Lettres (Spinoza)/VI. Spinoza à Oldenburg

Traduction par Émile Saisset.
Œuvres de Spinoza, tome 3CharpentierIII (p. 363-364).

LETTRE VI[1].

À MONSIEUR HENRI OLDENBOURG,
B. DE SPINOZA


Au moment où j’ai reçu votre lettre du 22 juillet, je suis parti pour Amsterdam avec le dessein de faire imprimer l’ouvrage dont je vous ai parlé[2]. Tandis que j’étais occupé de cette pensée, un bruit se répandait de tous côtés que j’avais sous presse un ouvrage sur Dieu où je m’efforçais de montrer qu’il n’y a point de Dieu, et ce bruit était accueilli de plusieurs personnes. De là certains théologiens (auteurs peut-être de cette rumeur) ont pris occasion de se plaindre de moi devant le prince et les magistrats. Ajoutez que d’imbéciles cartésiens, qu’on croit m’être favorables, afin d’écarter ce soupçon de leurs personnes, se sont mis à déclarer partout qu’ils détestaient mes écrits, et ils continuent à parler de cette sorte. Ayant appris toutes ces choses de personnes dignes de foi, qui m’assuraient en outre que les théologiens étaient occupés à me tendre partout des embûches, je résolus de différer la publication que je préparais, jusqu’à ce que je visse comment la chose tournerait. Je me proposais de vous dire alors le parti auquel je me serais arrêté ; mais l’affaire semble se gâter tous les jours davantage, et je suis incertain sur ce que je dois faire[3]. Cependant je n’ai point voulu retarder plus longtemps ma réponse à votre lettre, et je commencerai par vous faire de grands remerciements pour l’avertissement amical que vous me donnez, bien que je désire sur ce point une plus ample explication, afin de savoir quels sont ces principes qui vous paraissent renverser la pratique de la vertu religieuse ; car tout ce qui s’accorde avec la raison, je le crois parfaitement utile à la pratique de la vertu. Ensuite je voudrais, si cela ne doit pas vous être désagréable, que vous eussiez le soin de m’indiquer les endroits du Traité théologico-politique qui ont excité les scrupules de gens instruits ; car je désire ajouter quelques notes à ce traité, afin de l’éclaircir, et de détruire, s’il est possible, les préventions qu’on pourrait avoir à son sujet[4]. Adieu.
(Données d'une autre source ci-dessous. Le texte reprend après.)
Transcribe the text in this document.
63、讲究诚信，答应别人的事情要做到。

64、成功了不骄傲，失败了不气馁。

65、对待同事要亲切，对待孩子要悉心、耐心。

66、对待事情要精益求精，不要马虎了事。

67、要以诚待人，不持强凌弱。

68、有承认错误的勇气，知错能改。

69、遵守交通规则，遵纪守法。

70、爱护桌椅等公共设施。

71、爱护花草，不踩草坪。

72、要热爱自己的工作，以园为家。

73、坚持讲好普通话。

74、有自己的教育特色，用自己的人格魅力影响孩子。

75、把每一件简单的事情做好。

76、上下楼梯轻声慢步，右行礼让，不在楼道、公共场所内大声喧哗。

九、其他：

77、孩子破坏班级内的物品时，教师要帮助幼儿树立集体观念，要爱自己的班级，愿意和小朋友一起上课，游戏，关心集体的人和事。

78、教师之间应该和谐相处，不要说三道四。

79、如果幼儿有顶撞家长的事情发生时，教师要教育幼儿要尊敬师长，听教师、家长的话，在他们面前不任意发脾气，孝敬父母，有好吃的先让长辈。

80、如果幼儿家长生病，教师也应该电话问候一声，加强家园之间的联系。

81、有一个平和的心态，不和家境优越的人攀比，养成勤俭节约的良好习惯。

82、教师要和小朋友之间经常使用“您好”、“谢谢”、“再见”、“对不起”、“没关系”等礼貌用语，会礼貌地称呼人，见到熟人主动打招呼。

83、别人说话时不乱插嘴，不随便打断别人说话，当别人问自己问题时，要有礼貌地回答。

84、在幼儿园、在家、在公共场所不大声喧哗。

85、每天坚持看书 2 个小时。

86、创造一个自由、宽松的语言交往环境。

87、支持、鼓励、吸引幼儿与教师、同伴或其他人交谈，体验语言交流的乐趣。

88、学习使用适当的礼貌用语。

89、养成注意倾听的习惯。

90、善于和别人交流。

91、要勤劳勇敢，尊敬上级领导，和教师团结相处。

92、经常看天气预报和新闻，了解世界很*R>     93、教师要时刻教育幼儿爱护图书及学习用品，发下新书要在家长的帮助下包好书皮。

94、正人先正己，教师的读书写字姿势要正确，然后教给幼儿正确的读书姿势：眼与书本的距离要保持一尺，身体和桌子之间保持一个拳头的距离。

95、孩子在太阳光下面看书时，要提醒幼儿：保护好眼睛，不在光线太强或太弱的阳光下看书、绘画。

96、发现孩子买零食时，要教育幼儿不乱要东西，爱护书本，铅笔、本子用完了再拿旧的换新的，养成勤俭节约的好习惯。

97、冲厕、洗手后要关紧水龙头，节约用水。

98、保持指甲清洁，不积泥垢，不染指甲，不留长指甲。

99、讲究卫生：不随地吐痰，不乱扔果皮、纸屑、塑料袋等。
  1. C’est la XIXe des Opp. posth.
  2. L'Éthique. — Voyez notre Notice bibliographique. — Comp. de Murr Adnotat. ad Tract. theol.-polit., p. 20.
  3. On sait que Spinoza finit par se décider à ne pas publier l’Ethica, qui ne parut qu’après sa mort. — Voyez notre Notice bibliographique.
  4. Ces notes ont été publiées pour la première fois dans leur intégrité par Théop. de Murr. Voyez notre Notice bibliographique.